Depois liga à terceira fotografia na árvore da sua família, o homem a quem a filha chama avô — o sempre leal e robusto Aksel, a quem deve tudo. Sente-se feliz ao ouvir a sua voz e a sua calma, e ele diz-lhe que estão sentados a jogar um videojogo desportivo coreano que é muito complicado e que não percebe nada daquilo. Ao longe, Le pergunta se pode dormir na casa do avô, e Thulin acede, embora não queira ficar sozinha naquela noite. Aksel percebe-o no seu tom de voz, e ela apressa-se a dizer que está tudo bem e desliga. Pela janela do carro, vê as famílias que regressam a casa com sacos de compras e sente-se inquieta enquanto tenta afastar esse pensamento: uma rapariga vende um boneco feito de castanhas a um homem à beira da estrada, e esse boneco acaba por aparecer numa casa de brincar em Husum. Fim da história. Toma uma decisão e vira para a rua Store Kongensgade.

Um homem idoso com um casaco de pele e um cão pequeno junto ao peito sai para a rua e olha-a com desconfiança quando ela entra sem tocar à campainha.
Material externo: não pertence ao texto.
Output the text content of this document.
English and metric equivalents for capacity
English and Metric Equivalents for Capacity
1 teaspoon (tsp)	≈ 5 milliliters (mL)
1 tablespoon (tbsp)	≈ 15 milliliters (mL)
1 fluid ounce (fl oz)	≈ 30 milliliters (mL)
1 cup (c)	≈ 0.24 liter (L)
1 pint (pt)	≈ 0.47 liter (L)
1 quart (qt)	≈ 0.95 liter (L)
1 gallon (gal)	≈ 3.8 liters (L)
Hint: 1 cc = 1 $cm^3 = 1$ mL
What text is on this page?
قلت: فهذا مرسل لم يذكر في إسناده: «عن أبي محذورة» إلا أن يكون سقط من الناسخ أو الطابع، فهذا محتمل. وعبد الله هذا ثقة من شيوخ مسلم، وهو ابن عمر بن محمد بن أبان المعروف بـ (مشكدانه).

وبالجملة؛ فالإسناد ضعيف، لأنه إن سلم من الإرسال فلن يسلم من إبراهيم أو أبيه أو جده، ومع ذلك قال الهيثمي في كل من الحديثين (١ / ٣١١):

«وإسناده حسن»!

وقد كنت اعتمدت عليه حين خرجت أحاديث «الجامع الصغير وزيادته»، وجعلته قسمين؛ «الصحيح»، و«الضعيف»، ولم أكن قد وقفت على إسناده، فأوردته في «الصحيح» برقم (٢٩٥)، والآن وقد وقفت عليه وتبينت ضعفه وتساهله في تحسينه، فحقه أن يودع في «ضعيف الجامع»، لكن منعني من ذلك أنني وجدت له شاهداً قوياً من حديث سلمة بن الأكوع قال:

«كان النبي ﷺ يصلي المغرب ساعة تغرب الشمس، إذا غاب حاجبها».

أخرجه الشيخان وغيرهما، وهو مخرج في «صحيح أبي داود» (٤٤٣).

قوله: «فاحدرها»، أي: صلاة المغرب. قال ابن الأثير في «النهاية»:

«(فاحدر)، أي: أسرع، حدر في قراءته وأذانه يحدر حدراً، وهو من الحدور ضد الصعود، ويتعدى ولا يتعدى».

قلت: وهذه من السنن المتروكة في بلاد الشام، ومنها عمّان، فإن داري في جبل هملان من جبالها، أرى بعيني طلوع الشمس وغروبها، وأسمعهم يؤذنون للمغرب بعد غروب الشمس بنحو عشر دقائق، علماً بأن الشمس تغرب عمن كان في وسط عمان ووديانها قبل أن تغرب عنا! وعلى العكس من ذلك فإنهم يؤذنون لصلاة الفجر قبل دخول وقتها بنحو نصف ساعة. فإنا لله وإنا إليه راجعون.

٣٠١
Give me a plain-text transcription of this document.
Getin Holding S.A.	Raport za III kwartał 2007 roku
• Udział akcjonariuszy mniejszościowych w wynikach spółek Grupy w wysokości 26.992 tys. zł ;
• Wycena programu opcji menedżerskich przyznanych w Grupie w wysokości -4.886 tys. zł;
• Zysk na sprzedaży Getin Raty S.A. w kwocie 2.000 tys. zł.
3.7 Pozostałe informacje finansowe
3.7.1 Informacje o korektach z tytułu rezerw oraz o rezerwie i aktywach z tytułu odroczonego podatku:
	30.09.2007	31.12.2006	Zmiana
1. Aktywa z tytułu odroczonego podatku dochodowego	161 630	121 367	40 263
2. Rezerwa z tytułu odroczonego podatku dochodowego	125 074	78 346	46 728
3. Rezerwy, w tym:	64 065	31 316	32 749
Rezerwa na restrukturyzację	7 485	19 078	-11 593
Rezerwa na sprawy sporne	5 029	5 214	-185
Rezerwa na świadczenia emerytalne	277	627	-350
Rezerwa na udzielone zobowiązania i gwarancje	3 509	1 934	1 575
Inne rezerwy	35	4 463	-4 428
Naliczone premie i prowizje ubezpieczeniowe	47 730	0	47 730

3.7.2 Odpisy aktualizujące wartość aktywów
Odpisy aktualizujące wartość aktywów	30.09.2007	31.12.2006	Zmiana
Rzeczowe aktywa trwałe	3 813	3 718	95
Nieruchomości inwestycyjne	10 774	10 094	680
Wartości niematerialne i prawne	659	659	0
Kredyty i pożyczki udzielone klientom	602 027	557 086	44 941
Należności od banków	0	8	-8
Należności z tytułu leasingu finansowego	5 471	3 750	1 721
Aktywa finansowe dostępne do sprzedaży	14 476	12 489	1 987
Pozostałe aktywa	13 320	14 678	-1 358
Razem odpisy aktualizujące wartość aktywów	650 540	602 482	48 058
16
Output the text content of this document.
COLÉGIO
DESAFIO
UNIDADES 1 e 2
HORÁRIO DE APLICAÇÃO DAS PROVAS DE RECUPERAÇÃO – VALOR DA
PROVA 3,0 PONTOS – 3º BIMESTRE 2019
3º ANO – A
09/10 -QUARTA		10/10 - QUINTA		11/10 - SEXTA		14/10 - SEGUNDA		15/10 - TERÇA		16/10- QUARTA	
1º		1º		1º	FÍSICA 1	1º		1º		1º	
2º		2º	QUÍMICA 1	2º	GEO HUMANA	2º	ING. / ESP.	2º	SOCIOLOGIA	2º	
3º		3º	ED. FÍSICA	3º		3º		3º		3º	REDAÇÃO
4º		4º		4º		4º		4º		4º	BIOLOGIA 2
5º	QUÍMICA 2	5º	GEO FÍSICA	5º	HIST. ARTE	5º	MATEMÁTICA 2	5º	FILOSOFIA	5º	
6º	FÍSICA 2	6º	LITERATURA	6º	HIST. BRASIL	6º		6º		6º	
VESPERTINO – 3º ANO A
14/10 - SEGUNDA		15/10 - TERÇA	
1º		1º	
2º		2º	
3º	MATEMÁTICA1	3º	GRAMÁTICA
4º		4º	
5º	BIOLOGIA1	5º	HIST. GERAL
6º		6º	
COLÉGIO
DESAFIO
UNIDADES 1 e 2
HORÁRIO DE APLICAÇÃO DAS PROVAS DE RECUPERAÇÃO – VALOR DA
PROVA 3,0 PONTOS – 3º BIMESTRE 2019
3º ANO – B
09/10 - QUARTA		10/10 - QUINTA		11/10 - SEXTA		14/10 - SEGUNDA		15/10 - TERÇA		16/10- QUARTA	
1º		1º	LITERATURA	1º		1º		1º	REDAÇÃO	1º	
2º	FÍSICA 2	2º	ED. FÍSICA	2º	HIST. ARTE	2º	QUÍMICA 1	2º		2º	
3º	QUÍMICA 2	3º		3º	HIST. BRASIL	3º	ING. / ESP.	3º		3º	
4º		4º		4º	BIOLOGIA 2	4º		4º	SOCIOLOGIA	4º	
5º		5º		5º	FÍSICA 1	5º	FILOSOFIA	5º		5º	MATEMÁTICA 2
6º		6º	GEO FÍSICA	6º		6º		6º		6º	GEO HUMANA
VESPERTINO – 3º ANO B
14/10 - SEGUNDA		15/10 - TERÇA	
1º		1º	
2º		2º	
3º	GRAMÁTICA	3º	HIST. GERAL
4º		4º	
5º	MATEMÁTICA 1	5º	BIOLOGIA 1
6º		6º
Ela sobe a ampla escada entre os grandes apartamentos e, quando chega ao segundo andar, ouve a música vinda do apartamento. Bate à porta uma vez, mas depois abre-a sem esperar e entra para o grande átrio. Sebastian está de pé, com o telemóvel na mão, tendo acabado um telefonema, e sorri, surpreso, ainda de fato, que é aparentemente o único uniforme aceitável no seu ramo.

— Olá?

Thulin despe o casaco.

— Despe-te, tenho meia hora.

As mãos dela abrem-lhe o fecho das calças e depois começam a trabalhar no cinto, até que ouve o som de passos.

— Onde guardas o saca-rolhas, rapaz?

Um homem idoso com feições marcadas entra com uma garrafa de vinho, e, durante uma pausa na música, Thulin apercebe-se da cacofonia de vozes vinda da sala.

— Este é o meu pai. Pai, esta é a Naia. — Sebastian apresenta-os e sorri, e duas crianças perseguem-se pelo corredor e entram na cozinha.

— Prazer em conhecer-te. Entra por um momento, querida!

Antes de Thulin ter tempo de olhar em volta, vê-se rodeada pela mãe e pelo resto da família de Sebastian. Depois de ter recusado o convite três vezes, agora sabe que vai ter de jantar com eles.